Para penggemar berduka atas kematian sequoia ‘drive-thru’ yang terkenal di California

Joyce Brown berusia 12 tahun ketika orang tuanya pertama kali mengajaknya mengunjungi “pohon drive-through”, sebuah pohon sequoia raksasa di California yang terkenal dengan lubang seukuran mobil yang diukir di dasar batangnya.

Brown mengira dia telah memasuki negeri raksasa ketika dia berjalan di bawah dan mengelilingi pohon kuno setinggi 100 kaki, yang tumbang akibat badai besar pada hari Minggu.

“Ini seperti ada anggota keluarga yang meninggal,” kata Brown, pensiunan guru sekolah menengah berusia 65 tahun di San Francisco Bay Area yang menghabiskan sepertiga waktunya di kabin keluarganya di Arnold, sekitar 4 mil dari lokasi pohon tumbang di Calaveras Big Trees State Park.

Empat generasi keluarga Brown menghabiskan waktu berjam-jam di pohon tersebut dan sering mengajak pengunjung dari luar kota ke sana, beberapa di antaranya berasal dari Turki.

Pada Mei 2015, dia dan suaminya menunjukkan pohon itu kepada John dan Lesley Ripper, pasangan Michigan yang berteman dengan keluarga Brown dalam safari Afrika.

“Saya terpesona,” kata John Ripper, seorang percetakan berusia 55 tahun di Northville, Michigan. “Saya telah bepergian ke 70 negara. Namun pohon itu dan bisa berjalan di bawahnya serta menyentuhnya merupakan momen yang tak terlupakan dan sesuatu yang tidak akan segera saya lupakan.”

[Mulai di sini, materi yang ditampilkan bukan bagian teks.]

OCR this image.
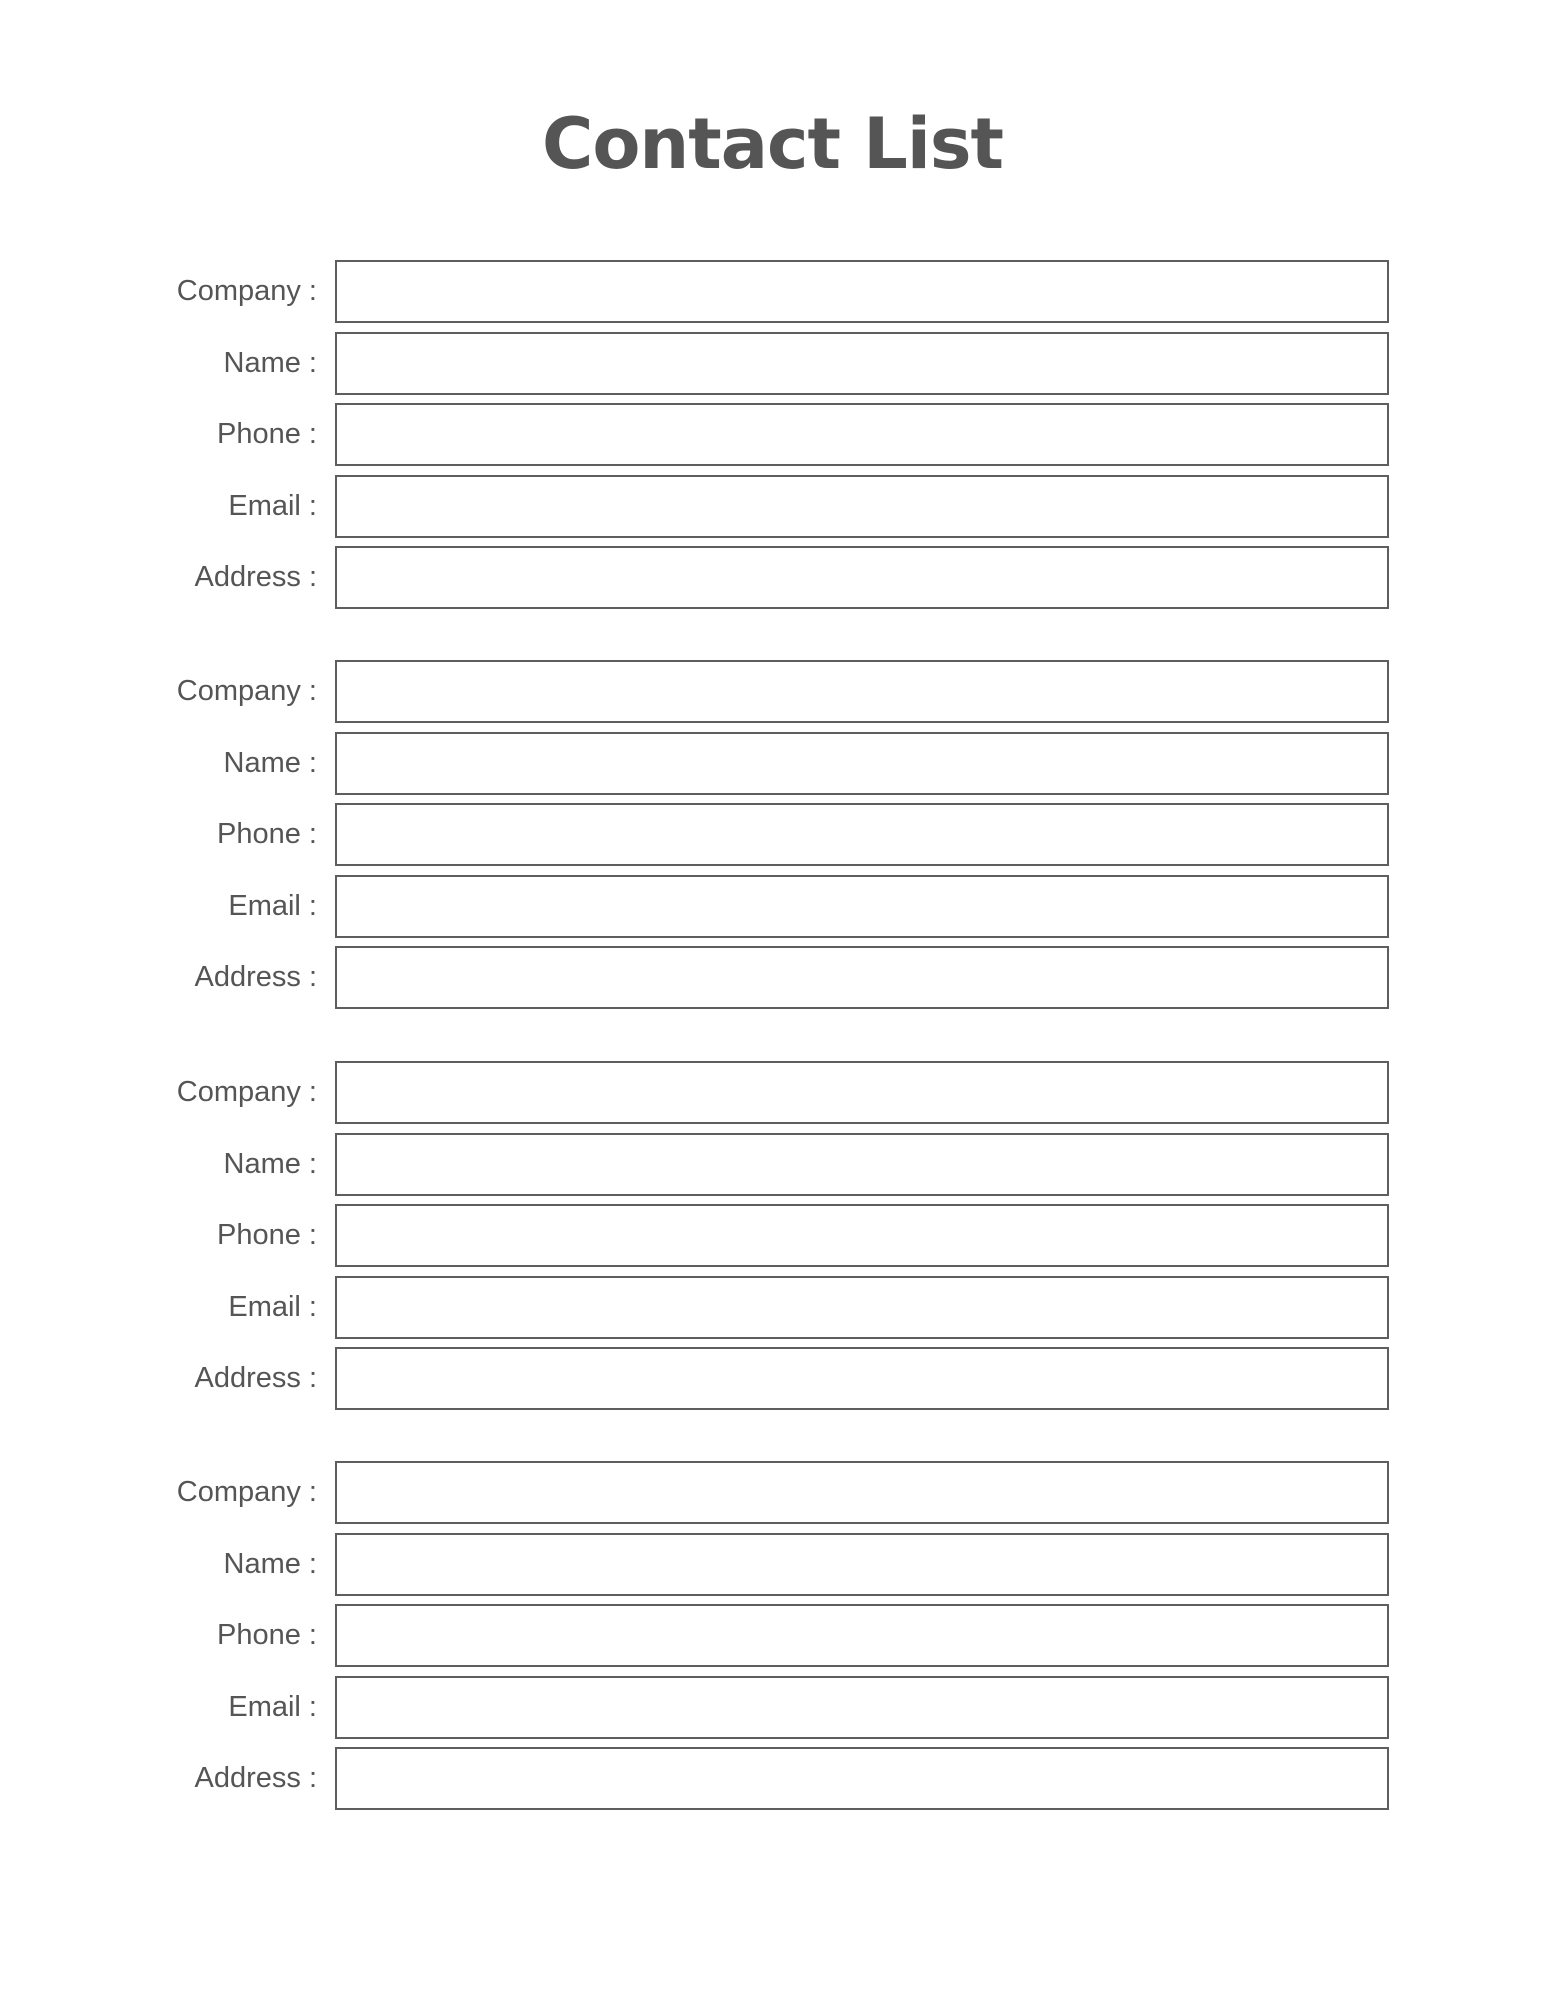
Contact List
Company :
Name :
Phone :
Email :
Address :
Company :
Name :
Phone :
Email :
Address :
Company :
Name :
Phone :
Email :
Address :
Company :
Name :
Phone :
Email :
Address :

Ripper mengatakan dia tidak percaya badai telah merobohkan pohon yang begitu besar dan kokoh.

“Dalam sekejap mata, itu hilang,” katanya. “Ada pohon raksasa yang diingat semua orang, dan pohon itu akan terlihat jelas di sana. Raksasa yang sudah mati.”

Sumner Crawford dari Charleston, Carolina Selatan, mengingat setiap detail kunjungan pertamanya ke pohon itu saat masih kecil di awal tahun 1990-an.

“Saya ingat berjalan melewati pohon dan berpikir: ‘Saya di dalam pohon sekarang!'” katanya. “Itu gila.”

Crawford (36) kagum dengan ukuran sequoia: Ketika keluarganya beranggotakan empat orang mencoba melingkarkan tangan mereka di pohon itu, mereka menyadari bahwa mereka bahkan tidak bisa mendekat.

“Itu sangat berbeda dan sangat aneh,” kata Crawford, sambil menambahkan bahwa dia baru-baru ini mengunjungi kembali pohon tersebut dan mengingat kembali kenangan tersebut.

“Saya merasa itu adalah bagian dari sejarah pribadi saya. Jadi sayang sekali jika hal itu dibiarkan begitu saja,” katanya.

Terowongan yang menjadikan pohon itu terkenal dan akhirnya melemahkannya, dipotong menjadi batangnya pada tahun 1880-an agar wisatawan dapat melewatinya, pertama dengan kuda dan kereta, dan kemudian dengan mobil. Terowongan ini dibatasi untuk pejalan kaki dalam beberapa dekade terakhir.

Sequoia, spesies pohon terbesar di dunia, dapat mencapai diameter hingga 27 kaki dan memiliki sistem akar dangkal sehingga rentan tumbang.

Pohon drive-thru itu berdiameter 22 kaki dan berusia sekitar 2.000 tahun, kata Tony Tealdi, pengawas hutan di California State Parks.

Ketika sebagian besar pohon mati itu jatuh ke tanah pada hari Minggu, pohon itu patah dan sekarang tidak dapat dikenali sama sekali, kata Jim Allday, seorang sukarelawan di Calaveras Big Trees State Park.

“Itu luar biasa,” katanya. “Sekarang pada dasarnya hanya tumpukan sampah.”

___

Penulis Associated Press, Alina Hartounian, berkontribusi pada laporan dari Phoenix ini.